A local sous chef who competed on the Food Network's weekly competition, "Chopped," participated in a question-and-answer session Sunday night after patrons of his workplace, the Flintridge Proper, watched the program on a TV there.

Though he placed second in the competition, Eli Irland said he gained some valuable knowledge and a fellow food expert in his kitchen, along the way.

Originally hailing from Wayne, Maine, Irland learned his cooking skills initially at Paragon, an elite culinary school in Colorado Springs, Colo. He said he honed his talents while working in established restaurants in Los Angeles and Beverly Hills. His journey to his selection for "Chopped" began two years ago, when he filled out a Web form online that was later dug up by the show's producers.

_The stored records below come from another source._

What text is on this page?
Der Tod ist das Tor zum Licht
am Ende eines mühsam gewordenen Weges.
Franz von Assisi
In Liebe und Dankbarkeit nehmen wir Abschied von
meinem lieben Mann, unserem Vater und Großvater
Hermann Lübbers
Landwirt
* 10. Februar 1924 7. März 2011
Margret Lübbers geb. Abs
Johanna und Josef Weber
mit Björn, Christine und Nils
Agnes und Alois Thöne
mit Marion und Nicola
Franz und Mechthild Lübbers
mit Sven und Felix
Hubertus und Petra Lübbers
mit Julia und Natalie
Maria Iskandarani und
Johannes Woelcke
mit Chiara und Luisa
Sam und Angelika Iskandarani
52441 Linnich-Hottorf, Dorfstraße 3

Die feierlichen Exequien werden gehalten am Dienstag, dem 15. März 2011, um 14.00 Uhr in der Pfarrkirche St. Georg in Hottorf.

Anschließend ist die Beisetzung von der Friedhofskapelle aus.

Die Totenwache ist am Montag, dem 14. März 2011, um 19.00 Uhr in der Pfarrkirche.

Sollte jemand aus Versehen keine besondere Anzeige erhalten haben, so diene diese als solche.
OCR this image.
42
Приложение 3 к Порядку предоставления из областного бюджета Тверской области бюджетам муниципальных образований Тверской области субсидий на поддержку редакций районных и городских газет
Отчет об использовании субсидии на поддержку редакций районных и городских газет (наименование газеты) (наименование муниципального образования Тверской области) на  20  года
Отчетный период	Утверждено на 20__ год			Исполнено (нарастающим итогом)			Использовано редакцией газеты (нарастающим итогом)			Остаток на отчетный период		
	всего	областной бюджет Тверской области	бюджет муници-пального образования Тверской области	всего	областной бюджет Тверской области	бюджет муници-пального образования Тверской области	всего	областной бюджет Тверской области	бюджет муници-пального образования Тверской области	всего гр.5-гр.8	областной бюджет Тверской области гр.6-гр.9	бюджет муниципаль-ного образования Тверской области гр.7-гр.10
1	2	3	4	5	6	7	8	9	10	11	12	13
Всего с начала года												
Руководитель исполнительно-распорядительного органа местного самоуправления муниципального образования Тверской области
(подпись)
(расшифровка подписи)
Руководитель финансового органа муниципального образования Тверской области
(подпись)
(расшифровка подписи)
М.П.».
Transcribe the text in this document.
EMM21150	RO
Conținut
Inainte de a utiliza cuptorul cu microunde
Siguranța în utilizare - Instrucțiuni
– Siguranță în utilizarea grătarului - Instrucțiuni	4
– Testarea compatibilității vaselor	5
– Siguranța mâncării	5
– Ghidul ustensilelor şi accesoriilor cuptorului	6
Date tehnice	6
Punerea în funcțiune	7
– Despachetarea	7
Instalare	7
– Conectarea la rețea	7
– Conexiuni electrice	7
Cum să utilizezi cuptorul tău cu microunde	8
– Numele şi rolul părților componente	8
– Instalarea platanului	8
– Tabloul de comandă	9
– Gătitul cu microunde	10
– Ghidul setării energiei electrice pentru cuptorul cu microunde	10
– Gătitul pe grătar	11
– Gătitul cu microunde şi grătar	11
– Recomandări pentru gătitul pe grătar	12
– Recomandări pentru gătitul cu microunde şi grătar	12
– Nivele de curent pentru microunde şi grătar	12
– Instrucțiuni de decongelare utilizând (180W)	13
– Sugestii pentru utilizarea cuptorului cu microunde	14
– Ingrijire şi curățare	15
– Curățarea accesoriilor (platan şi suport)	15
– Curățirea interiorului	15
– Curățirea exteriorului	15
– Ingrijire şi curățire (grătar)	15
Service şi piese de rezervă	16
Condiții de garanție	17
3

The local viewing of the premiere of the episode featuring Irland was open to the public. The restaurant's owners and about 20 guests watched as Irland made his way to the final round before being "chopped" like the contestants before him.

While Irland did not win the top prize of $10,000, he didn't leave the television studio completely empty-handed. Fellow chef and contestant Afton Farnsworth, himself a native of the Sunland-Tujunga, abandoned his dreams of opening a restaurant in New York to pursue a job with Irland at Flintridge Proper following the show.

Irland mentioned to Farnsworth the possibility of working at the budding enterprise, which opened last year. Days after his arrival in Los Angeles, Farnsworth interviewed and received a job with the Proper, working alongside his former rival from the show.

Fielding questions from patrons — such as "How many burgers did you have to make for each round?" and "Did they tell you how much the $10,000 prize would be after taxes?" — the two chefs provided the audience with another perspective on the show and the process of taping it.

Irland said he felt the show has a contrived nature.

"It's clear the judges are trained by the producers to act and react in a certain way," he said. "I went in to it knowing I would have fun, that the show was less a technical cooking show, and more a dramatic piece to increase ratings. I learned how fabricated and contrived modern television is."

Farnsworth and Irland said they felt about 90% of what the chefs said during the show was cut from the final product, including any attempts to plug the La Cañada restaurant. Nonetheless, the chance to make a repeat appearance on "Chopped" in a redemption episode is something Irland says he wouldn't mind doing at all.